When a crack appears in the tempered edge and extends to the blade it is called hagire. These are very fatal flaws, it is considered a defeat blade and unacceptable. the blades must be scrapped if hagire happen. because these blades are very dangerous, its going to break in practical use. This type of crack comes from the hardening failure. the cracks does not only appear on the cutting edge,  sometimes appears on shinogi or mune too. the blade  if hagire happened, we even never discount sale these blades.





As for our forging experience. The most common imperfection is kitae-ware; horizontal "lines" (splits) generally due to a poor weld between layers of steel. Ware may occur anywhere on the blade (mune-ware, tate-ware, shinogi-ware, etc). Usually,  This kind of flaw is the easiest to be found,  It is not good for its visibility. But in most cases, it is not so serious as it looks like, These are very common. A small flaw from fold welding work does not make the quality of the steel down. unless it is rather large, it will generally not impede its practical use. We have to see the colour and brightness of the steel (in other words, the condition of the steel particles) to know its quality.
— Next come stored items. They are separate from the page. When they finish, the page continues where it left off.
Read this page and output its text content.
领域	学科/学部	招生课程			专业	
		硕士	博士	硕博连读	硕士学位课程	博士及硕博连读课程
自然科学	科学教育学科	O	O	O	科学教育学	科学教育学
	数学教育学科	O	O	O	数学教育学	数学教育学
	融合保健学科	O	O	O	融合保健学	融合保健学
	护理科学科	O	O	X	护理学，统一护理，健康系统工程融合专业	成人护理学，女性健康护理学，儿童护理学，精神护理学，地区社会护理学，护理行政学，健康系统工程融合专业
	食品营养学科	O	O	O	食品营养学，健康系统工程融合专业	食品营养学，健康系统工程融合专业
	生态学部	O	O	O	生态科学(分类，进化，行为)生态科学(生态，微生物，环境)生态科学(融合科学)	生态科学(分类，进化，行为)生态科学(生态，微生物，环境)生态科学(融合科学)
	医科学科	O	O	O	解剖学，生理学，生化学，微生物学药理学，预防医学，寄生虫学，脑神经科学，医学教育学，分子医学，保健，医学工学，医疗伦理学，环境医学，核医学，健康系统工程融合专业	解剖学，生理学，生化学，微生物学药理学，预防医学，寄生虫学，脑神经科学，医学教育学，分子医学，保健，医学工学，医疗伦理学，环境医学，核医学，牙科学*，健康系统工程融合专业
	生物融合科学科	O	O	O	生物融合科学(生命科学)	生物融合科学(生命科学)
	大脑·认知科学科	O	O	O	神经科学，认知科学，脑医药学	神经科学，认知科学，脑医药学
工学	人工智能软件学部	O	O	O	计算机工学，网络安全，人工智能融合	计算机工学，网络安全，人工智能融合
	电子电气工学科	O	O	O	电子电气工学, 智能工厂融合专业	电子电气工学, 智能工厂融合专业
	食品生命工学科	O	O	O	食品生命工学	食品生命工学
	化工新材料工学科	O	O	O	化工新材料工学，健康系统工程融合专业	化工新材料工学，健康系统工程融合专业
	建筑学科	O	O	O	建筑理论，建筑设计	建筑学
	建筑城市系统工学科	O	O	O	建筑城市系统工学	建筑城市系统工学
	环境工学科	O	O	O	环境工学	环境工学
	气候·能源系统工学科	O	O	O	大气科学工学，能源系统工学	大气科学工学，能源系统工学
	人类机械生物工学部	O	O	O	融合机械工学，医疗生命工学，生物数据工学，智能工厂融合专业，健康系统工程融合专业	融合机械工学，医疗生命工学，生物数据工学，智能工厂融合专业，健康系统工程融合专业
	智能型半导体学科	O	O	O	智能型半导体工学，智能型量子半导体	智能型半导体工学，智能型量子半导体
Normally, our QC decides blades will be scrapped if kitae-ware is over 10mm; and It is considered acceptable if kitae-ware less than 5mm. (we consider discount sale blade if kitae-ware 5-10mm)



During the tempering process, due to a bad weld between layers when blade was forged, Air or carbon pockets appear in the steel. This is known as fukure in Japanese. It always happens on tamahagane steel.  Although these will not likely affect the structural integrity of the sword, the blade still will be scrapped if the hole diameter is over 1mm. it is considered acceptable if the hole diameter is less than 0.5mm. 






Nioi-gire (Partially Missing/Skipping Tempering Line), happens in a clay tempered, differentially hardened process . If the hamon (temperline) is interrupted or runs off the blade at any point, or off the boshi; it is a major, normally fatal flaw. These blades cant be used for practical cutting practice. We always offer heavy discounts for display purposes or iaido.